Best results in major championships
- Masters Tournament: DNP
- PGA Championship: DNP
- U.S. Open: DNP
- The Open Championship: T26: 1938

= Sid Collins Jr. =

English golfer (1912–1983)

William Sidney Collins Jr. (23 December 1912 – 2 January 1983) was an English professional golfer. He won the Welsh Professional Championship in 1938 and 1952, and the 1954 Goodwin (Sheffield) Foursomes Tournament, partnered by Bernard Hunt.

==Early life==
Collins was born in Northwich, Cheshire in late 1912. His father was the professional at Mid Cheshire Golf Club at the time.

==Golf career==
After leaving school Collins was an assistant to his father at Sandiway Golf Club before becoming an assistant to his great-uncle Fred Collins at Llandudno. He later became the professional at Llandudno after Fred's retirement.

Collins won the 1938 Welsh Professional Championship at St Mellons, his first appearance in the event. He scored 291 for the 72 holes, to win by 5 strokes from the holder and local professional, Frank Hill and Gwyn James of Newport.

Collins won the Welsh Professional Championship for a second time in 1950 at Southerndown. His score of 301 was 3 ahead of defending champion Harry Gould and R Jenkins.

Partnered by Bernard Hunt, Collins won the 1954 Goodwin (Sheffield) Foursomes Tournament at Rotherham Golf Club, beating John Fallon and Wally Smithers in the final. The match was level after 33 holes but a birdie 2 at the 34th and a par 4 at the 35th gave Collins and Hunt a 2&1 victory.

==Death==
Collins died on 2 January 1983 in London, although his home address was in Llandudno.

==Professional wins (2)==
- 1938 Welsh Professional Championship
- 1952 Welsh Professional Championship
- 1954 Goodwin (Sheffield) Foursomes Tournament (with Bernard Hunt)

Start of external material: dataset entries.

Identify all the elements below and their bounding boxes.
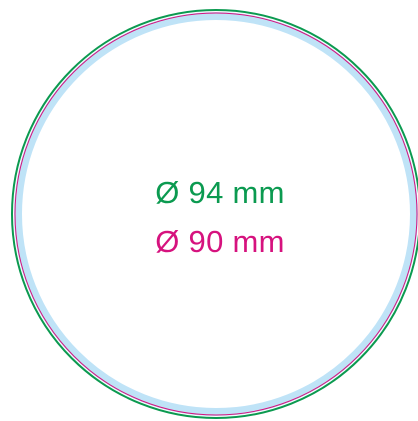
- bleed-ring: [14, 12, 418, 416]
- outer-circle: [11, 9, 418, 419]
- outer-diameter-label: Ø 94 mm: [155, 175, 285, 210]
- inner-diameter-label: Ø 90 mm: [155, 224, 285, 259]
- inner-circle: [14, 12, 418, 416]
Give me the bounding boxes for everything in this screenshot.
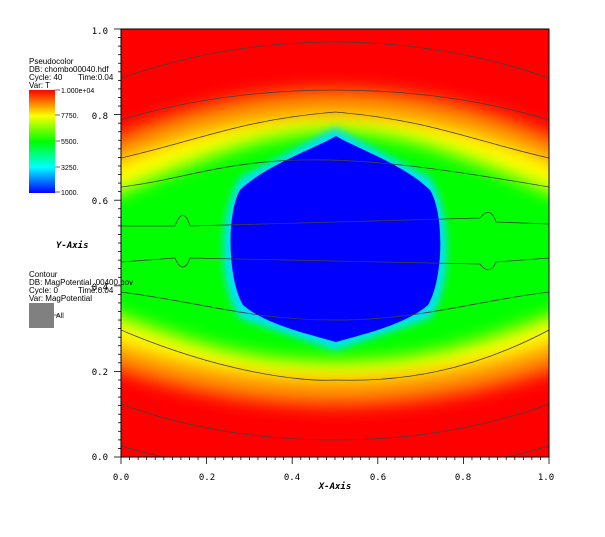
contour-line <box>121 257 549 271</box>
x-tick-label: 0.2 <box>199 473 215 483</box>
y-tick-label: 0.2 <box>92 368 108 378</box>
x-tick-label: 0.8 <box>455 473 471 483</box>
x-tick-label: 0.6 <box>370 473 386 483</box>
axis-ticks <box>114 28 550 464</box>
contour-title: Contour <box>29 270 58 279</box>
x-tick-labels: 0.0 0.2 0.4 0.6 0.8 1.0 <box>113 473 554 483</box>
colorbar <box>29 90 55 193</box>
pseudocolor-db: DB: chombo00040.hdf <box>29 65 109 74</box>
heatmap-field <box>121 29 549 457</box>
colorbar-label: 1000. <box>61 190 79 197</box>
contour-cycle: Cycle: 0 <box>29 286 58 295</box>
y-tick-label: 0.4 <box>92 283 108 293</box>
y-tick-label: 0.0 <box>92 453 108 463</box>
contour-swatch <box>29 303 54 328</box>
x-axis-title: X-Axis <box>318 481 352 492</box>
contour-swatch-label: All <box>56 313 64 320</box>
colorbar-label: 3250. <box>61 165 79 172</box>
y-tick-label: 0.6 <box>92 197 108 207</box>
contour-line <box>121 212 549 227</box>
y-axis-title: Y-Axis <box>56 240 89 251</box>
contour-line <box>121 111 549 159</box>
x-tick-label: 0.4 <box>284 473 300 483</box>
contour-line <box>121 403 549 441</box>
contour-line <box>121 291 549 321</box>
y-tick-label: 1.0 <box>92 27 108 37</box>
colorbar-label: 1.000e+04 <box>61 88 94 95</box>
y-tick-labels: 0.0 0.2 0.4 0.6 0.8 1.0 <box>92 27 108 463</box>
y-tick-label: 0.8 <box>92 112 108 122</box>
pseudocolor-cycle: Cycle: 40 <box>29 73 63 82</box>
colorbar-label: 7750. <box>61 113 79 120</box>
pseudocolor-title: Pseudocolor <box>29 57 74 66</box>
contour-db: DB: MagPotential_00400.bov <box>29 278 134 287</box>
contour-line <box>121 41 549 79</box>
contour-lines <box>121 41 549 457</box>
colorbar-label: 5500. <box>61 139 79 146</box>
contour-line <box>121 89 549 121</box>
pseudocolor-var: Var: T <box>29 81 51 90</box>
contour-line <box>121 159 549 188</box>
contour-time: Time:0.04 <box>78 286 114 295</box>
x-tick-label: 0.0 <box>113 473 129 483</box>
contour-var: Var: MagPotential <box>29 294 92 303</box>
x-tick-label: 1.0 <box>538 473 554 483</box>
pseudocolor-time: Time:0.04 <box>78 73 114 82</box>
field-blue-core <box>230 136 441 342</box>
contour-line <box>121 329 549 381</box>
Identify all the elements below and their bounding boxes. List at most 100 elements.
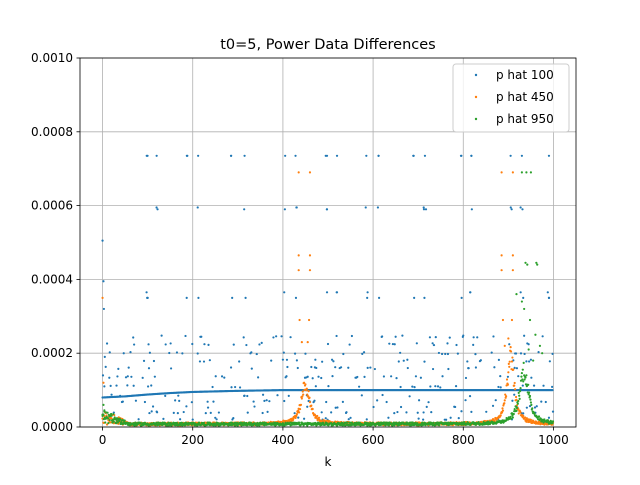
data-point xyxy=(150,384,153,387)
data-point xyxy=(120,420,123,424)
data-point xyxy=(311,407,314,411)
data-point xyxy=(511,269,514,272)
data-point xyxy=(497,385,500,389)
data-point xyxy=(243,154,246,157)
data-point xyxy=(477,420,480,424)
data-point xyxy=(191,342,194,346)
data-point xyxy=(332,360,335,363)
data-point xyxy=(152,359,156,363)
data-point xyxy=(412,154,415,157)
data-point xyxy=(182,410,185,414)
data-point xyxy=(417,417,420,420)
data-point xyxy=(464,376,468,380)
data-point xyxy=(276,394,279,397)
data-point xyxy=(517,391,520,394)
data-point xyxy=(528,318,532,322)
data-point xyxy=(101,374,105,377)
data-point xyxy=(509,206,512,209)
data-point xyxy=(491,404,495,407)
data-point xyxy=(506,375,510,378)
data-point xyxy=(365,418,368,421)
data-point xyxy=(493,366,496,369)
data-point xyxy=(515,409,518,412)
data-point xyxy=(176,412,179,415)
data-point xyxy=(500,254,503,257)
data-point xyxy=(546,419,550,422)
data-point xyxy=(393,412,396,415)
data-point xyxy=(335,334,338,338)
data-point xyxy=(287,394,290,397)
data-point xyxy=(191,418,194,421)
y-tick-label: 0.0004 xyxy=(31,272,73,286)
data-point xyxy=(255,352,258,356)
data-point xyxy=(543,418,546,421)
data-point xyxy=(515,406,519,410)
data-point xyxy=(422,208,426,211)
data-point xyxy=(177,394,180,397)
data-point xyxy=(526,263,529,266)
data-point xyxy=(522,296,525,299)
data-point xyxy=(376,206,380,209)
legend-marker xyxy=(474,73,478,77)
data-point xyxy=(366,366,369,370)
data-point xyxy=(423,296,426,299)
data-point xyxy=(331,375,334,378)
data-point xyxy=(244,296,247,299)
data-point xyxy=(513,407,516,411)
data-point xyxy=(449,416,452,419)
data-point xyxy=(186,154,189,157)
data-point xyxy=(520,171,523,174)
data-point xyxy=(270,359,273,362)
data-point xyxy=(212,400,215,403)
data-point xyxy=(179,418,182,421)
data-point xyxy=(536,263,539,266)
data-point xyxy=(143,400,147,404)
data-point xyxy=(327,385,330,388)
data-point xyxy=(437,351,441,355)
data-point xyxy=(209,411,212,415)
data-point xyxy=(292,417,295,421)
data-point xyxy=(347,366,350,369)
data-point xyxy=(507,337,510,340)
data-point xyxy=(429,385,432,388)
legend-label: p hat 950 xyxy=(496,112,554,126)
data-point xyxy=(525,406,528,409)
data-point xyxy=(504,393,507,396)
data-point xyxy=(537,351,540,354)
data-point xyxy=(306,405,309,408)
data-point xyxy=(258,424,261,427)
data-point xyxy=(529,398,532,401)
data-point xyxy=(117,367,120,370)
data-point xyxy=(369,366,372,369)
data-point xyxy=(206,400,209,403)
data-point xyxy=(339,366,343,369)
data-point xyxy=(347,418,350,421)
data-point xyxy=(529,401,533,404)
data-point xyxy=(335,154,339,157)
data-point xyxy=(304,383,307,386)
data-point xyxy=(499,414,502,417)
legend-marker xyxy=(474,117,478,121)
legend-box xyxy=(452,63,570,133)
data-point xyxy=(411,385,414,388)
data-point xyxy=(197,421,201,424)
data-point xyxy=(514,352,518,355)
data-point xyxy=(406,358,409,361)
data-point xyxy=(181,352,184,355)
data-point xyxy=(520,154,523,157)
data-point xyxy=(168,351,171,355)
data-point xyxy=(265,399,268,402)
data-point xyxy=(106,417,110,420)
data-point xyxy=(215,418,218,421)
data-point xyxy=(310,404,313,407)
data-point xyxy=(145,291,148,294)
data-point xyxy=(522,361,525,365)
data-point xyxy=(503,344,506,347)
data-point xyxy=(280,335,283,338)
data-point xyxy=(509,154,512,157)
data-point xyxy=(260,341,263,344)
data-point xyxy=(101,239,104,242)
data-point xyxy=(524,376,527,379)
data-point xyxy=(134,399,138,402)
data-point xyxy=(196,352,199,355)
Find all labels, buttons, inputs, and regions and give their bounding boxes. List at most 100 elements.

==Results in major championships==

| Tournament | 1939 | 1940 | 1941 | 1942 | 1943 | 1944 | 1945 | 1946 | 1947 | 1948 | 1949 | 1950 | 1951 | 1952 |
|---|---|---|---|---|---|---|---|---|---|---|---|---|---|---|
| The Open Championship | T26 | NT | NT | NT | NT | NT | NT | CUT |  | T32 | CUT |  |  | CUT |

Note: Collins only played in The Open Championship.